Gustavo Fabian Rubertoni via Getty Images

A new study suggests free-roaming cats could be to blame for the spread of a potentially dangerous brain parasite to wild animals. Researchers from the University of British Columbia found that both domestic and feral outdoor cats could be the driving mechanism behind infections of Toxoplasma gondii in surrounding wildlife and humans, reports George Dvorsky for Gizmodo.

Toxoplasma gondii is a brain parasite that can infect many warm-blooded animals—like cats and humans—and can lead to the disease toxoplasmosis, or “toxo.” The single-celled parasite is too small to see with the naked eye and survives inside soil, water, raw meat, and animals’ bodies. Toxoplasma gondii is best known for hijacking the behavior of mice, causing them to lose their fear of feline predators.

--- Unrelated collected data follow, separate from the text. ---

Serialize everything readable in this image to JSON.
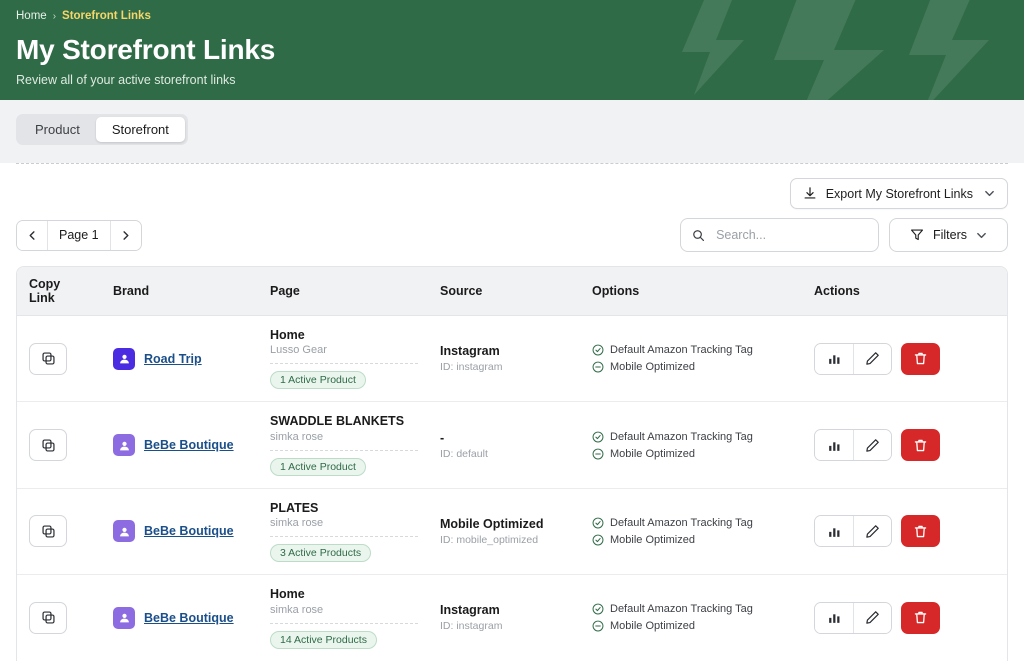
{
  "header": {
    "breadcrumb": {
      "home": "Home",
      "separator": "›",
      "current": "Storefront Links"
    },
    "title": "My Storefront Links",
    "subtitle": "Review all of your active storefront links",
    "bg_color": "#2f6b46",
    "accent_color": "#f6d66a"
  },
  "tabs": [
    {
      "label": "Product",
      "active": false
    },
    {
      "label": "Storefront",
      "active": true
    }
  ],
  "toolbar": {
    "export_label": "Export My Storefront Links",
    "export_icon": "download-icon",
    "export_chevron": "chevron-down-icon"
  },
  "pager": {
    "prev_icon": "chevron-left-icon",
    "next_icon": "chevron-right-icon",
    "label": "Page 1"
  },
  "search": {
    "placeholder": "Search...",
    "value": "",
    "icon": "search-icon"
  },
  "filters": {
    "label": "Filters",
    "icon": "funnel-icon",
    "chevron": "chevron-down-icon"
  },
  "table": {
    "columns": [
      "Copy Link",
      "Brand",
      "Page",
      "Source",
      "Options",
      "Actions"
    ],
    "rows": [
      {
        "copy_icon": "copy-icon",
        "brand": {
          "name": "Road Trip",
          "logo_color": "#4b2ce0",
          "logo_glyph": "●"
        },
        "page": {
          "name": "Home",
          "brand": "Lusso Gear",
          "badge": "1 Active Product"
        },
        "source": {
          "name": "Instagram",
          "id": "ID: instagram"
        },
        "options": [
          {
            "icon": "check-circle-icon",
            "label": "Default Amazon Tracking Tag",
            "state": "enabled",
            "color": "#2f6b46"
          },
          {
            "icon": "minus-circle-icon",
            "label": "Mobile Optimized",
            "state": "disabled",
            "color": "#2f6b46"
          }
        ],
        "actions": {
          "stats_icon": "bar-chart-icon",
          "edit_icon": "pencil-icon",
          "delete_icon": "trash-icon"
        }
      },
      {
        "copy_icon": "copy-icon",
        "brand": {
          "name": "BeBe Boutique",
          "logo_color": "#8d6be0",
          "logo_glyph": "●"
        },
        "page": {
          "name": "SWADDLE BLANKETS",
          "brand": "simka rose",
          "badge": "1 Active Product"
        },
        "source": {
          "name": "-",
          "id": "ID: default"
        },
        "options": [
          {
            "icon": "check-circle-icon",
            "label": "Default Amazon Tracking Tag",
            "state": "enabled",
            "color": "#2f6b46"
          },
          {
            "icon": "minus-circle-icon",
            "label": "Mobile Optimized",
            "state": "disabled",
            "color": "#2f6b46"
          }
        ],
        "actions": {
          "stats_icon": "bar-chart-icon",
          "edit_icon": "pencil-icon",
          "delete_icon": "trash-icon"
        }
      },
      {
        "copy_icon": "copy-icon",
        "brand": {
          "name": "BeBe Boutique",
          "logo_color": "#8d6be0",
          "logo_glyph": "●"
        },
        "page": {
          "name": "PLATES",
          "brand": "simka rose",
          "badge": "3 Active Products"
        },
        "source": {
          "name": "Mobile Optimized",
          "id": "ID: mobile_optimized"
        },
        "options": [
          {
            "icon": "check-circle-icon",
            "label": "Default Amazon Tracking Tag",
            "state": "enabled",
            "color": "#2f6b46"
          },
          {
            "icon": "check-circle-icon",
            "label": "Mobile Optimized",
            "state": "enabled",
            "color": "#2f6b46"
          }
        ],
        "actions": {
          "stats_icon": "bar-chart-icon",
          "edit_icon": "pencil-icon",
          "delete_icon": "trash-icon"
        }
      },
      {
        "copy_icon": "copy-icon",
        "brand": {
          "name": "BeBe Boutique",
          "logo_color": "#8d6be0",
          "logo_glyph": "●"
        },
        "page": {
          "name": "Home",
          "brand": "simka rose",
          "badge": "14 Active Products"
        },
        "source": {
          "name": "Instagram",
          "id": "ID: instagram"
        },
        "options": [
          {
            "icon": "check-circle-icon",
            "label": "Default Amazon Tracking Tag",
            "state": "enabled",
            "color": "#2f6b46"
          },
          {
            "icon": "minus-circle-icon",
            "label": "Mobile Optimized",
            "state": "disabled",
            "color": "#2f6b46"
          }
        ],
        "actions": {
          "stats_icon": "bar-chart-icon",
          "edit_icon": "pencil-icon",
          "delete_icon": "trash-icon"
        }
      }
    ]
  }
}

Toxoplasma gondii is one of the most common parasites in the world and has infected approximately one-third of people globally, including some 40 million Americans. In humans, toxoplasmosis can cause flu-like reactions, but most people infected never develop symptoms. For pregnant people or those with compromised immune systems, toxoplasmosis may cause serious health problems and has been linked to nervous system disorders and cancers, per Brandon Sun for the Toronto Star.

Felines usually get toxoplasmosis from eating infected wild animals or raw meat, which makes outdoor pet cats particularly susceptible to the parasite. Once infected, a single cat can drop half-a-billion toxo eggs in just two weeks through their feces. The are tens of millions of free-roaming cats in the United States, which, in addition to killing huge numbers of birds and other wild creatures, host and excrete Toxoplasma gondii.

In the study published last month in Proceedings of the Royal Society B: Biological Science, researchers examined more than 45,000 cases of toxoplasmosis in wild mammals, pulling data from more than 200 studies, reports Jessica Cheung for CBC News.  The results suggested that cats were more likely to pass on the paradise to wildlife where human density is higher, like cities.

“As increasing human densities are associated with increased densities of domestic cats, our study suggests that free-roaming domestic cats—whether pets or feral cats—are the most likely cause of these infections,” says veterinarian and ecologist, Amy Wilson from the University of British Columbia, who led the new research. According to their findings, Wilson says domestic cats are “the most consequential host for toxoplasma.”

The researchers also found the parasite was more prevalent in warmer climates and among animals with aquatic habitats. Climate change could be shifting how the parasite spreads, as the study concluded that healthy forests and other ecosystems can keep dangerous pathogens like Toxoplasma gondii at bay.

“Intense rainfall, for example, which might be expected to occur as a result of climate change in many regions of Canada—that could be a factor,” says David Lapen, a research scientist for Agriculture and Agri-Food Canada who co-authored the study.

Wilson says the good news is that cat owners can keep themselves and their feline friends safe by doing one simple thing: keeping cats indoors. For owners that really want to give their kitty outdoor access, do so under close observation on a leash, or in a protected outdoor enclosure. 

“The message to cat owners is really to start transitioning your cat to a supervised outdoor access,” Wilson said to Simon Little for Global News. “We know that free-roaming cats suffer increased trauma, we know they suffer increased disease.”